Wednesday, January 24, 2007

More on Robert Anton Wilson

A memorial service for Robert Anton Wilson has been announced.

Last May, my newspaper, The Sandusky Register, published my column on Wilson. I tried to take advantage of the still-hot "Da Vinci Code" craze to focus attention on Wilson. Here's the text of the column:


If you're sick of hearing about "The Da Vinci Code," Dan Brown's exciting but factually-challenged thriller, this week won't provide any relief.

The new movie, starring Tom Hanks as a college professor who looks like Harrison Ford and dishy French actress Audrey Tautou as a dishy French detective, opens in theaters Friday.

As nearly everyone knows, Brown's book has a cliffhanger at the end of nearly every chapter and is hard to put aside.

But although "The Da Vinci Code" works as fiction, it fails as history. Its controversial claim that Jesus married Mary Magdalene and the two had kids is built upon half-truths and outright falsehoods.

It's an old theory -- I first ran across it on Jefferson Airplane's 1972 LP, "Long John Silver" -- and not a particularly convincing one. Entire books have been published detailing Brown's mistakes. It's not true, for example, nobody believed Jesus was divine until the Emperor Constantine suddenly cooked up the theory at the fourth century Council of Nicaea.

Brown's assertion Jesus must have been married because unmarried Jewish men were unheard of in the ancient world also presents an easy target. Paul of Tarsus, a Jew, converted to Christianity and made a big deal out of the fact he was a confirmed bachelor. You've heard of St. Paul.

Churches use "The Da Vinci Code" to deliver their own message. For pastors, the book is heaven-sent: Americans actually want to listen to lectures and read books detailing the history of early Christianity.

I have my own agenda. I'm hoping a little of the "Da Vinci" hype will rub off on "The Illuminatus! Trilogy," three very odd and very interesting novels by Robert Anton Wilson and Robert Shea. Originally published in the mid-1970s as three separate novels, the work now is usually sold as an omnibus volume containing all three titles.

The books helped launch the genre of conspiracy fiction popularized by Brown. The main villains in the books were the Illuminati, a purported secret society also featured in Brown's "Angels and Demons."

In many ways, Brown's very commercial book is an inversion of the "Illuminatus" books, which are too long and too strange to be bestsellers.

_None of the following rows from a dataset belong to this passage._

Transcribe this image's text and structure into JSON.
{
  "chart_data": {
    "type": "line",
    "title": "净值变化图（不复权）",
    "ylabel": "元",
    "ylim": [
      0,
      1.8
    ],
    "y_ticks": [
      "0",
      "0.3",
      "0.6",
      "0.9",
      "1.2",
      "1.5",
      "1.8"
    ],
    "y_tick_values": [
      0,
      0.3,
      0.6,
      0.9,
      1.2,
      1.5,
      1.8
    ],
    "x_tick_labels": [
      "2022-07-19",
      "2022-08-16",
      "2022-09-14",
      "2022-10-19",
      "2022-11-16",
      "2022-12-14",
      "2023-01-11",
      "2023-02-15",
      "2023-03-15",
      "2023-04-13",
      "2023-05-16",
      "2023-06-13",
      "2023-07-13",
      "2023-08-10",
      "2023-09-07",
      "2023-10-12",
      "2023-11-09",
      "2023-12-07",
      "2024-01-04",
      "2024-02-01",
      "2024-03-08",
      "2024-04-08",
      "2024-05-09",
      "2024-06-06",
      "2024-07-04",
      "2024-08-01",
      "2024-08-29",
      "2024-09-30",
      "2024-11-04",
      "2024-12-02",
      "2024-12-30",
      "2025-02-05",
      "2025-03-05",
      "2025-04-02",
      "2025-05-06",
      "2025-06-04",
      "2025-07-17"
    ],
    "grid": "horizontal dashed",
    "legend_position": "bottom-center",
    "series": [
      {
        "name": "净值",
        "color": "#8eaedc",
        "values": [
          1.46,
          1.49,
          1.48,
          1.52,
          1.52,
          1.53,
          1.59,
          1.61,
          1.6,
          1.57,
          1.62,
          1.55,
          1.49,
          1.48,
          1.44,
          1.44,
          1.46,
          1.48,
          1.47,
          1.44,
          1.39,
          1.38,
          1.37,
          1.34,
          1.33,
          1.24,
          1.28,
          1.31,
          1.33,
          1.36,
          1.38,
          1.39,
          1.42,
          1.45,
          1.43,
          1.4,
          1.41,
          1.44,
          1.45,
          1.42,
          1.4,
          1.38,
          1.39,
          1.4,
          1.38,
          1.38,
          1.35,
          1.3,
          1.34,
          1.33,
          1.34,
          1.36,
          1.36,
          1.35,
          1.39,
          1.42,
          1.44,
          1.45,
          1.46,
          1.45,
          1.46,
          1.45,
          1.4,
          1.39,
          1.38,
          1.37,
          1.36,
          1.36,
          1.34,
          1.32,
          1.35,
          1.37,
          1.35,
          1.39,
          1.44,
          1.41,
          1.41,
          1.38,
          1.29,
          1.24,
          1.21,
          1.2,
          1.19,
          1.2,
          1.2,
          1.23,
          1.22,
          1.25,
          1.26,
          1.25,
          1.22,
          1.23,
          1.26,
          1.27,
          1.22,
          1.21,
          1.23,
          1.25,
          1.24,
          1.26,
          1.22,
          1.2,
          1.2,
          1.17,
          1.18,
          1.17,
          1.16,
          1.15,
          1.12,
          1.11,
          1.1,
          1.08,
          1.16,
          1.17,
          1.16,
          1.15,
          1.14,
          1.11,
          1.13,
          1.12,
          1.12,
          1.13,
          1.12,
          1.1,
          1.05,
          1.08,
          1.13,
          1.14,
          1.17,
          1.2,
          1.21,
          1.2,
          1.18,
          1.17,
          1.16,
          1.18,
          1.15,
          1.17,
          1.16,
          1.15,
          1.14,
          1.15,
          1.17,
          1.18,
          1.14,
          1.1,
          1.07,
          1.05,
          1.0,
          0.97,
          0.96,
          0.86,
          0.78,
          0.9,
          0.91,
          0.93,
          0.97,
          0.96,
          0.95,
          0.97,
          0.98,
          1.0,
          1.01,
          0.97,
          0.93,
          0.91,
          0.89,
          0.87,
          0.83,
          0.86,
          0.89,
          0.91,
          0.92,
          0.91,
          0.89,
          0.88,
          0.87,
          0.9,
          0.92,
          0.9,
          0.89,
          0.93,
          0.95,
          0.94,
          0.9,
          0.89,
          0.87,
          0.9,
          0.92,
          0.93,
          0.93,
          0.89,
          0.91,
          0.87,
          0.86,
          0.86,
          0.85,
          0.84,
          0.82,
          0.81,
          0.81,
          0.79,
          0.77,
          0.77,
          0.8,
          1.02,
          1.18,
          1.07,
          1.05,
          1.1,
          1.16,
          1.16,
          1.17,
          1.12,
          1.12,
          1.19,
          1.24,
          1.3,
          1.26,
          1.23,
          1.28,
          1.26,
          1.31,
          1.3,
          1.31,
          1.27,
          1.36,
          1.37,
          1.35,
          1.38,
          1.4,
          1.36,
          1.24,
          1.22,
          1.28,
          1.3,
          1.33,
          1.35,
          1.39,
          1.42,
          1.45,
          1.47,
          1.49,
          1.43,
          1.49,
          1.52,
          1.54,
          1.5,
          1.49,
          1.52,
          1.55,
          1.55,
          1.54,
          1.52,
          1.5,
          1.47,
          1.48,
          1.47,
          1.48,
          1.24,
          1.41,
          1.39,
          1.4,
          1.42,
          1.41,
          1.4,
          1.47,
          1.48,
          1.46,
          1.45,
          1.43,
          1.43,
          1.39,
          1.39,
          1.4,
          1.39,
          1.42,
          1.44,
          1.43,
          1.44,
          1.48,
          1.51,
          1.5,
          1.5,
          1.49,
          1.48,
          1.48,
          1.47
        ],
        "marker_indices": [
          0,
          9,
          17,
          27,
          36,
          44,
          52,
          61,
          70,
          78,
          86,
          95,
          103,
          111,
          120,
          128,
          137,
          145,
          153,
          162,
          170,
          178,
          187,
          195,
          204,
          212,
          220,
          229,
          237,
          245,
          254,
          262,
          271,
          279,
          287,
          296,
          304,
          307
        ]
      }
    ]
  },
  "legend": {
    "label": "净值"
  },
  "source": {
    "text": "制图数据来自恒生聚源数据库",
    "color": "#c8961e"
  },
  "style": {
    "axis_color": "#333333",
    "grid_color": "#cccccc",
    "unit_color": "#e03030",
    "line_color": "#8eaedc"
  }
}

The novels are (loosely) about the eternal warfare between liberty-loving rebels and a secret society which seeks to use governments to enslave mankind. The rebels' weapons include self-destructing mynah birds, birds taught to say "Here, kitty, kitty" and then turned loose in the big city to undermine the social order by freaking out witnesses.

And while Brown's characters push the "Code's" main theory rather humorlessly, the Illuminatus novels refuse to take anyone or anything at face value. Ayn Rand's novel, "Atlas Shrugged," becomes "Telemachus Sneezed." The books' hero carries out missions in a yellow submarine.

The books began as a joke during a barroom conversation between the two authors, who at the time were editors at Playboy magazine. The original idea was to write a novel in which every conspiracy theory the authors had ever heard of would be true.

It took several years to find a book company willing to publish the work. The trilogy was never a best seller but has remained in print, attracting a loyal audience of libertarians, nut cases and minor newspaper columnists.

Shea died in 1994, but Wilson, 74, remains a prolific author and radical skeptic who attacks all ideologies, even skepticism.

In a recent interview, Wilson suggested the world would become "more sane" if dogmatic statements were qualified with the word maybe, as in "Maybe God hates gay people," or "There is no God except maybe Allah, and maybe Mohammed is his prophet."

Friday, January 12, 2007

Robert Anton Wilson dies

One of my favorite writers, Robert Anton Wilson, died Thursday. He was the co-author (with Robert Shea) of the "Illuminatus!" trilogy and many other books, most of which developed themes first deployed in "Illuminatus." An obituary is available here.